Bank atau perusahaan pembiayaan pun, lanjut Amir, harus selektif terutama dalam menganalisa, memilih, dan memutuskan debitur yang benar-benar layak mendapat relaksasi karena usahanya terdampak COVID-19.
Baca juga: Program skema bantuan likuiditas perbankan diminta lebih diperjelas
Baca juga: Restrukturisasi kredit, bank BUMN butuh likuiditas Rp156,1 triliun
Berdasarkan hasil evaluasi Komite Stabilitas Sektor Keuangan (KSSK) pada April 2020, rasio kecukupan modal (Capital Adequacy Ratio/CAR) perbankan pada Maret 2020 sudah sedikit menurun namun masih cukup tinggi.
Pada Maret 2020 CAR tercatat sebesar 21,72 persen dibandingkan Desember 2019 sebesar 23,31 persen.
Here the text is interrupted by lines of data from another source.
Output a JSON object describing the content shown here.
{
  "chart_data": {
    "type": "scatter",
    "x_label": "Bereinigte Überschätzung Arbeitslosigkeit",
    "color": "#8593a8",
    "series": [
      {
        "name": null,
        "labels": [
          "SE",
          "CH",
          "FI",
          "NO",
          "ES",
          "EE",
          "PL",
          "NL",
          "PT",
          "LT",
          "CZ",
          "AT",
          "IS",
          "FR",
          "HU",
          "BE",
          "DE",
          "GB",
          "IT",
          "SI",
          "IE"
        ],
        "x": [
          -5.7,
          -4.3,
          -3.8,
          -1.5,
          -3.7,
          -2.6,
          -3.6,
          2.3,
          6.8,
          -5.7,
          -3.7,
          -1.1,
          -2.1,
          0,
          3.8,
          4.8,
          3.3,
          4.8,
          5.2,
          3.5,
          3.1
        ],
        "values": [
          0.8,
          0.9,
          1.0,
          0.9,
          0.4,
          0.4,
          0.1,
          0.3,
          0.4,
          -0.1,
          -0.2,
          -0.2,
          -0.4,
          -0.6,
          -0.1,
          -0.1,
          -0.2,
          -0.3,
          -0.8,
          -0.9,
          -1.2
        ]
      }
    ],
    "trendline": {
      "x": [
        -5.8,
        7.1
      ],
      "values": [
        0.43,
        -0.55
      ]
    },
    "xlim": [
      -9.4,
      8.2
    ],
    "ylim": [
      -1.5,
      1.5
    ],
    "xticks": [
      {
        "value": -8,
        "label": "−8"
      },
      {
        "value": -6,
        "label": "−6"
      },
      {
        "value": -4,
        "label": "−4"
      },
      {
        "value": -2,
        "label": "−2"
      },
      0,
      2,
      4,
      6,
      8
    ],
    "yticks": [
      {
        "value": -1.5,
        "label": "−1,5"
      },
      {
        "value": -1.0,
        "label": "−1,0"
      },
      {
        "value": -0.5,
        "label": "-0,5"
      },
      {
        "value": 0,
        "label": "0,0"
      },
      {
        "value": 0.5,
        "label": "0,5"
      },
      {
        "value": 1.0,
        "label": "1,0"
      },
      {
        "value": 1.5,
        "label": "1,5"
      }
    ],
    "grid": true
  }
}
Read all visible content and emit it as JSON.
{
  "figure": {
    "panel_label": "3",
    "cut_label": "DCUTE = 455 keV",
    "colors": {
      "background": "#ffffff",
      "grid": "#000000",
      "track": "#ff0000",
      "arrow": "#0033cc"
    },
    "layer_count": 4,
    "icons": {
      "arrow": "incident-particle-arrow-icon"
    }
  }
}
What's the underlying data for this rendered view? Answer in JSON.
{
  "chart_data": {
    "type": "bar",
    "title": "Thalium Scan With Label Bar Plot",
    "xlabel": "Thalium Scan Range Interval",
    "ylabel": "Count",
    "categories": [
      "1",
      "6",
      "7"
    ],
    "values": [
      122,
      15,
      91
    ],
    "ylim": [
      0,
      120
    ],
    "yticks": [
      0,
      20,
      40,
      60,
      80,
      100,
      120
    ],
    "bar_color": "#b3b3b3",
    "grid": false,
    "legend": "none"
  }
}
Demikian juga NPL gross sedikit meningkat namun masih terjaga di 2,77 persen dibanding Desember 2019 di level 2,53 persen.
"Saya belum melihat dampak dari restrukturisasi selama pandemi ini di bank-bank lain karena belum menyampaikan laporan kinerja kuartal I-2020," kata Amir.
Lebih jauh ia mengatakan dari beberapa penyampaian Ketua Himpunan Pengusaha Muda Indonesia (HIPMI) di daerah yang dia terima, banyak anggota mereka yang belum terinformasi sama sekali.
"Mereka hanya mendengar imbauan Presiden di media, tetapi tidak tahu ada aturan dari OJK dan bank atau perusahaan leasing yang memungkinkan mengajukan relaksasi jika usahanya terdampak pandemi COVID-19,” ujar Amir.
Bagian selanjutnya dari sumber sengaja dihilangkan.